Upon these affidavits, the trial court found that plaintiffs were owners in fee simple of the land described in the complaint, that the muniments of title upon which defendant relies describe and convey land lying wholly east of that described in the complaint, that defendant has no paper or other title to the land described in the complaint, that defendant never returned the land described in the complaint for taxation and never paid taxes thereon, that such occupancy as the defendant has had of that land does not constitute adverse possession, and that plaintiffs were entitled to recover possession thereof.

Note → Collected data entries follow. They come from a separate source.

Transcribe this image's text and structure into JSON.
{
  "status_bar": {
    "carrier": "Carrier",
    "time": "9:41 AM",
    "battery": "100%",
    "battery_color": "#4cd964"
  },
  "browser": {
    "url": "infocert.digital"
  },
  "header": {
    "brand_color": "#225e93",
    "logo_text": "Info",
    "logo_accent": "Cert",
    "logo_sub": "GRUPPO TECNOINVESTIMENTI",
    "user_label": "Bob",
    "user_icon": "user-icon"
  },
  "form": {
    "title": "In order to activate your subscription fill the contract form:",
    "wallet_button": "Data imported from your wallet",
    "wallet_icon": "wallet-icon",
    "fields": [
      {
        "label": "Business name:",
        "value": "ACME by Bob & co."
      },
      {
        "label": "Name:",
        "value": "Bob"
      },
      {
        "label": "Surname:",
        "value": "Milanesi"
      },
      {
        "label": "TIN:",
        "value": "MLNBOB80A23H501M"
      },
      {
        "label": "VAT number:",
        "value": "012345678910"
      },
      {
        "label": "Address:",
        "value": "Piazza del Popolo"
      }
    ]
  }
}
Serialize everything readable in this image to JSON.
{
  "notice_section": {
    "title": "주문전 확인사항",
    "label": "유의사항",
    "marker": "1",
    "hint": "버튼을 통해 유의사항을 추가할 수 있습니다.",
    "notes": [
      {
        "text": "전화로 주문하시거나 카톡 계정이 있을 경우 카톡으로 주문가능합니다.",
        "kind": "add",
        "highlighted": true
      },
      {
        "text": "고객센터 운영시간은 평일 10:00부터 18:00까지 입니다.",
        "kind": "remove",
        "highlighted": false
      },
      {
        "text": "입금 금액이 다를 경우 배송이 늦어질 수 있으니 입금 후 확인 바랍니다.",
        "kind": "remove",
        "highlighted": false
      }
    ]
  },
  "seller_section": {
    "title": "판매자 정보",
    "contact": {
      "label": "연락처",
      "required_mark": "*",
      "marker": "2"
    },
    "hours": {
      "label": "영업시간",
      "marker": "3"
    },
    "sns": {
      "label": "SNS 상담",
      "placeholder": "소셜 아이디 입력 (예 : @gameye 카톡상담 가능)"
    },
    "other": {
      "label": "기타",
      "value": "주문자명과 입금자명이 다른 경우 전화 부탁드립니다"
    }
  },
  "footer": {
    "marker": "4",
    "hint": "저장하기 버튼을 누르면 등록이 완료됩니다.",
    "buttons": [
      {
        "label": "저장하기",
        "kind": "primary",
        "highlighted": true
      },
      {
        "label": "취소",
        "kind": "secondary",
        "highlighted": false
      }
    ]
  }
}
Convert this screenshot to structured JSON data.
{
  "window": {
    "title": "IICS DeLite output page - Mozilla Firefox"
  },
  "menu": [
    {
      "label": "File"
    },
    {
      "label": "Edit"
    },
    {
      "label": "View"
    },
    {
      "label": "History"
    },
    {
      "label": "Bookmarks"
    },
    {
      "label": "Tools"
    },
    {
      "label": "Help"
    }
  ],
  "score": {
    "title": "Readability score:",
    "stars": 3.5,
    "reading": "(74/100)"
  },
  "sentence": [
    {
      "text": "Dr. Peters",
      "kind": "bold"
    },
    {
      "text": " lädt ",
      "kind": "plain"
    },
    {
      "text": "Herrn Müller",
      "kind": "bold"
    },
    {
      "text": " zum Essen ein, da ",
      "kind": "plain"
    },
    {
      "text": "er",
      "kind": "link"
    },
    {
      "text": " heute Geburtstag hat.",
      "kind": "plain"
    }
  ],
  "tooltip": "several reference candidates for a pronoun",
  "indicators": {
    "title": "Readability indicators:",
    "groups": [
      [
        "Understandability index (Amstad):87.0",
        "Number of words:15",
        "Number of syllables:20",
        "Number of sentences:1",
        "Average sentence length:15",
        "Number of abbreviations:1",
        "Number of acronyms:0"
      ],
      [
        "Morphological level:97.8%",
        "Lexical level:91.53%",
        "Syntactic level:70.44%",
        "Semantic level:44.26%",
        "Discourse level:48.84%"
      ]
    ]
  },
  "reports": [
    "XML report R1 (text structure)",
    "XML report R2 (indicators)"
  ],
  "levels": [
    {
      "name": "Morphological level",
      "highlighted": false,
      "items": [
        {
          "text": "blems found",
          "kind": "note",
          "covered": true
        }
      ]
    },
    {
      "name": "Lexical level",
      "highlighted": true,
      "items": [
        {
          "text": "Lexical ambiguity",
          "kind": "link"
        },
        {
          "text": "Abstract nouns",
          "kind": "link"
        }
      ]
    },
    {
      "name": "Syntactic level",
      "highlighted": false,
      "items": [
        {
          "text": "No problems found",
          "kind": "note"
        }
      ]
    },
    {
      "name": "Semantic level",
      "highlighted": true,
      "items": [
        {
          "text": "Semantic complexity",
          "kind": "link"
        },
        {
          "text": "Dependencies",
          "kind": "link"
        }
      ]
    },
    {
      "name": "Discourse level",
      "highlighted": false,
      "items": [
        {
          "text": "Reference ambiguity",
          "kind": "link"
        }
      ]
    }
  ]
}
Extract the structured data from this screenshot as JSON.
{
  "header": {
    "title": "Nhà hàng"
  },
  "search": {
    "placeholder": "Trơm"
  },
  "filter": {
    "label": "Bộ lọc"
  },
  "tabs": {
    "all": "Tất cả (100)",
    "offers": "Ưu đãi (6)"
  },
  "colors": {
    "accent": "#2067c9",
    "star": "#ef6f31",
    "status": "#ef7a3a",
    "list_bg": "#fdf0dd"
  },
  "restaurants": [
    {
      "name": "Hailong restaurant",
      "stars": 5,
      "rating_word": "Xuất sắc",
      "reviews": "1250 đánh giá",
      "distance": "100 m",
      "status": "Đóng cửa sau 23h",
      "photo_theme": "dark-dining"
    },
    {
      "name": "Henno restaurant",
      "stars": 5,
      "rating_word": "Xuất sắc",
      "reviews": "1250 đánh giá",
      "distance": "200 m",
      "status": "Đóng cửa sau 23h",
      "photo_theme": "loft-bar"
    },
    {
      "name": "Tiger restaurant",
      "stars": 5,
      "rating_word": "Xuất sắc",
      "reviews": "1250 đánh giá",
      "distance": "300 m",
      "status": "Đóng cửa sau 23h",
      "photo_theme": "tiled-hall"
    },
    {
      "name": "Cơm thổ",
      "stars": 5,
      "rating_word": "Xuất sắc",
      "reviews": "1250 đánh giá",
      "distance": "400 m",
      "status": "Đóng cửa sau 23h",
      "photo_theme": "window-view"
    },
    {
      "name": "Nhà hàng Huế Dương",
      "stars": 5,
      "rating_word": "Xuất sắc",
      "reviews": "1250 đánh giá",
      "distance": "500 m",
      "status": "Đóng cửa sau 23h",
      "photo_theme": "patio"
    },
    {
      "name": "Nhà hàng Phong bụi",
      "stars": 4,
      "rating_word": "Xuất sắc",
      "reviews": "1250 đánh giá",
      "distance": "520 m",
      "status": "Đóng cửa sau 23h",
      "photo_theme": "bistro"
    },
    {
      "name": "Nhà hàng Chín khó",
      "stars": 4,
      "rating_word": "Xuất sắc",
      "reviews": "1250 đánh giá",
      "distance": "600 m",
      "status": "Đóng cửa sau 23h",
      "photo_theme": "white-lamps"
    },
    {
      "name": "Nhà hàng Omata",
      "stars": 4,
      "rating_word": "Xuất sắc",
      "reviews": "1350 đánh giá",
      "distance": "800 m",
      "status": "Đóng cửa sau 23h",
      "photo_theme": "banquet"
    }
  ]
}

Upon these findings judgment was entered that plaintiffs recover from defendant possession of the land described in the complaint.
We agree with appellants’ contention that the question of the actual location of the land described in the complaint, and that of possession, were questions of fact that were duly raised by the answer, and
Reversed and remanded for proceedings consistent herewith.
Concurrence Opinion
(specially concurring) .
I am in full accord with the opinion written by Chief Judge STURGIS. There is present in the record, but omitted from the opinion, a situation which is worthy of mention, as it points up the gross injustice which resulted from the erroneous procedure followed by the trial court.
After entry of the summary judgment appealed from, the plaintiffs applied for and there was issued by the court a writ of assistance, commanding the sheriff to remove the defendant from the land described in the complaint and in the summary judgment and to place the plaintiffs in possession thereof. In executing this writ the sheriff removed the defendant, his family and belongings from the dwelling occupied by him and which he claimed throughout this proceeding was located on the ljnd described in his answer which the trial court found to be a different piece of property from that described in the complaint. Thus by the entry of summary judgment, the defendant was denied the right to a trial by jury on the material issue of whether the land possessed and occupied by him was in fact the land owned by him and described in his answer, and was not the same parcel of land owned by plaintiffs which was described in the complaint.